Selon les habitants, la cause principale de cette catastrophe est la défaillance de la station de pompage de La Alameda et l’effondrement du système d’égouts. José Cedeño, un riverain touché, explique avec amertume :
« Aujourd’hui, l’eau n’a baissé que de 93 centimètres, ce qui signifie que les pompes qu’ils sont en train de renflouer ne suffisent pas. Si l’on fait le calcul, il leur faudra cinq mois pour évacuer l’eau. La rivière peut s’assécher, mais cette eau continuera ici car l’eau doit être évacuée avec des pompes appropriées. De plus, 80 % des eaux usées de toute Ciudad Bolívar arrivent dans cette zone. Et puis vient le pire, c’est la récupération de nos maisons. »
L’odeur nauséabonde qui se dégage de l’eau stagnante est un rappel constant du danger sanitaire. Les habitants craignent une contamination de l’eau potable et des maladies liées aux eaux usées qui remontent dans les toilettes et les égouts. Luisa Domínguez, une autre habitante, dénonce :
« Nous savons qu’il y a des responsables ici. Parce que ce n’est pas la nature, c’est l’irresponsabilité de l’homme, ce qui nous est arrivé. »
Les pompes et les canalisations installées par les autorités dans la rue Santa Rita sont jugées insuffisantes par les riverains. Ils réclament des équipements plus performants pour accélérer l’évacuation de l’eau.
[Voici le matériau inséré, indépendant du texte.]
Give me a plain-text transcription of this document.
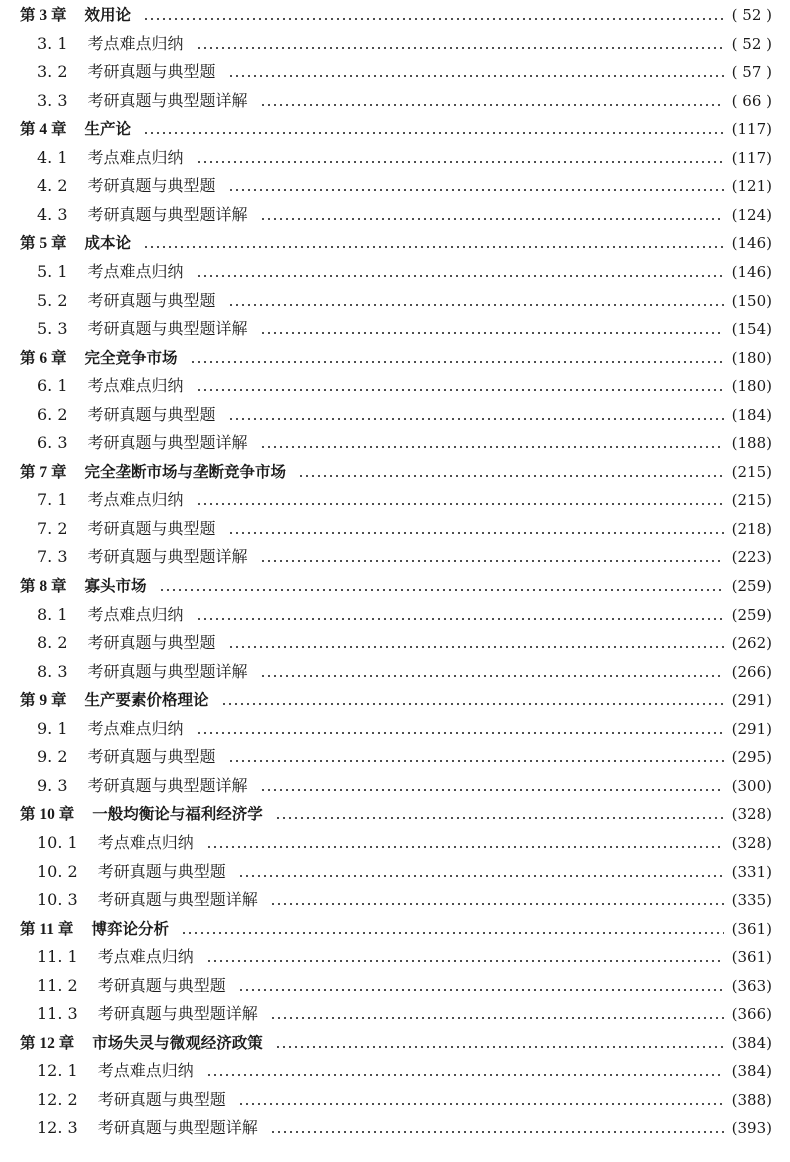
第 3 章 效用论	( 52 )
3. 1 考点难点归纳	( 52 )
3. 2 考研真题与典型题	( 57 )
3. 3 考研真题与典型题详解	( 66 )
第 4 章 生产论	(117)
4. 1 考点难点归纳	(117)
4. 2 考研真题与典型题	(121)
4. 3 考研真题与典型题详解	(124)
第 5 章 成本论	(146)
5. 1 考点难点归纳	(146)
5. 2 考研真题与典型题	(150)
5. 3 考研真题与典型题详解	(154)
第 6 章 完全竞争市场	(180)
6. 1 考点难点归纳	(180)
6. 2 考研真题与典型题	(184)
6. 3 考研真题与典型题详解	(188)
第 7 章 完全垄断市场与垄断竞争市场	(215)
7. 1 考点难点归纳	(215)
7. 2 考研真题与典型题	(218)
7. 3 考研真题与典型题详解	(223)
第 8 章 寡头市场	(259)
8. 1 考点难点归纳	(259)
8. 2 考研真题与典型题	(262)
8. 3 考研真题与典型题详解	(266)
第 9 章 生产要素价格理论	(291)
9. 1 考点难点归纳	(291)
9. 2 考研真题与典型题	(295)
9. 3 考研真题与典型题详解	(300)
第 10 章 一般均衡论与福利经济学	(328)
10. 1 考点难点归纳	(328)
10. 2 考研真题与典型题	(331)
10. 3 考研真题与典型题详解	(335)
第 11 章 博弈论分析	(361)
11. 1 考点难点归纳	(361)
11. 2 考研真题与典型题	(363)
11. 3 考研真题与典型题详解	(366)
第 12 章 市场失灵与微观经济政策	(384)
12. 1 考点难点归纳	(384)
12. 2 考研真题与典型题	(388)
12. 3 考研真题与典型题详解	(393)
La situation est d’autant plus préoccupante que le refuge mis en place pendant la saison des crues est lui-même inondé d’eaux usées, obligeant les familles à se réfugier chez des proches.
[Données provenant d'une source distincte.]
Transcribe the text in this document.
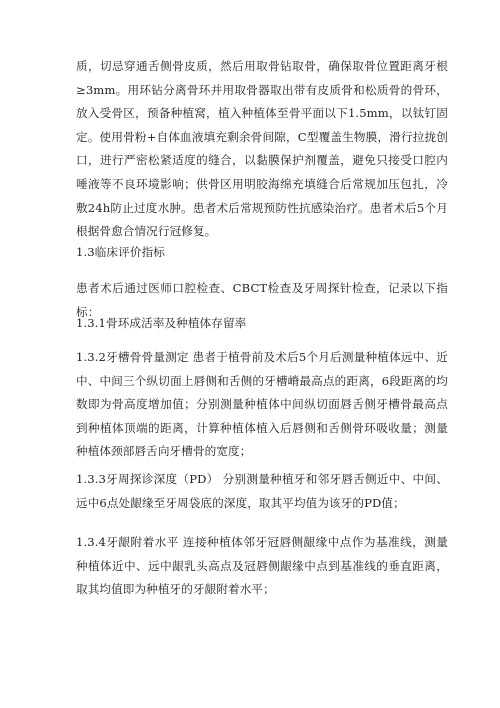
质，切忌穿通舌侧骨皮质，然后用取骨钻取骨，确保取骨位置距离牙根≥3mm。用环钻分离骨环并用取骨器取出带有皮质骨和松质骨的骨环，放入受骨区，预备种植窝，植入种植体至骨平面以下1.5mm，以钛钉固定。使用骨粉+自体血液填充剩余骨间隙，C型覆盖生物膜，滑行拉拢创口，进行严密松紧适度的缝合，以黏膜保护剂覆盖，避免只接受口腔内唾液等不良环境影响；供骨区用明胶海绵充填缝合后常规加压包扎，冷敷24h防止过度水肿。患者术后常规预防性抗感染治疗。患者术后5个月根据骨愈合情况行冠修复。

1.3临床评价指标

患者术后通过医师口腔检查、CBCT检查及牙周探针检查，记录以下指标：

1.3.1骨环成活率及种植体存留率

1.3.2牙槽骨骨量测定 患者于植骨前及术后5个月后测量种植体远中、近中、中间三个纵切面上唇侧和舌侧的牙槽嵴最高点的距离，6段距离的均数即为骨高度增加值；分别测量种植体中间纵切面唇舌侧牙槽骨最高点到种植体顶端的距离，计算种植体植入后唇侧和舌侧骨环吸收量；测量种植体颈部唇舌向牙槽骨的宽度；

1.3.3牙周探诊深度（PD） 分别测量种植牙和邻牙唇舌侧近中、中间、远中6点处龈缘至牙周袋底的深度，取其平均值为该牙的PD值；

1.3.4牙龈附着水平 连接种植体邻牙冠唇侧龈缘中点作为基准线，测量种植体近中、远中龈乳头高点及冠唇侧龈缘中点到基准线的垂直距离，取其均值即为种植牙的牙龈附着水平；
Les promesses de modernisation du système d’évacuation des eaux, faites dès 2018, n’ont jamais été tenues. José Bernay, un autre sinistré, se souvient :
« On nous avait promis des pompes de plus grande capacité et des radeaux flottants. C’était en 2018 et cela n’a jamais été tenu. »
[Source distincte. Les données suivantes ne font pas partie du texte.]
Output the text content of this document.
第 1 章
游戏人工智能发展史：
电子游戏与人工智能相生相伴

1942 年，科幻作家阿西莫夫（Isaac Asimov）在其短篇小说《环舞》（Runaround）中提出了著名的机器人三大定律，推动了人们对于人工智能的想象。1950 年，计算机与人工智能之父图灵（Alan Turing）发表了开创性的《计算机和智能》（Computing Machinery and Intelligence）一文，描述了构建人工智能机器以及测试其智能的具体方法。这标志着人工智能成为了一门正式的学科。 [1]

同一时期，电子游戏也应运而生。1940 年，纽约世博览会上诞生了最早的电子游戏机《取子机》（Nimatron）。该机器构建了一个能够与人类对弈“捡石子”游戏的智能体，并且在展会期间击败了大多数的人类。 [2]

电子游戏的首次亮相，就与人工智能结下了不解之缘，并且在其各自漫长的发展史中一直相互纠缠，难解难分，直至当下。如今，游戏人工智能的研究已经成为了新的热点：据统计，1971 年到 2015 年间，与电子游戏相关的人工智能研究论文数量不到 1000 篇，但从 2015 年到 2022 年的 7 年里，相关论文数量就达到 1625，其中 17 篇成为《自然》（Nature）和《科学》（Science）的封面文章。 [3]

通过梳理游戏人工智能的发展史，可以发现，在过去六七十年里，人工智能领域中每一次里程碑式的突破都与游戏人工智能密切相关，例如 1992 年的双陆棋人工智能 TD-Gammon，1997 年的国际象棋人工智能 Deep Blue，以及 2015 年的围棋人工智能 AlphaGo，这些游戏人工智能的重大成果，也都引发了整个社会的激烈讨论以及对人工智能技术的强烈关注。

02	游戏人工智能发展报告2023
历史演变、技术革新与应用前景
Au-delà de l’évacuation de l’eau, les habitants demandent une désinfection complète de la zone, des soins médicaux, des fumigations, des campagnes de vaccination et un soutien psychologique pour surmonter les conséquences de cette catastrophe. Ils espèrent également une exonération de paiement des services publics pendant la période de reconstruction de leurs habitations.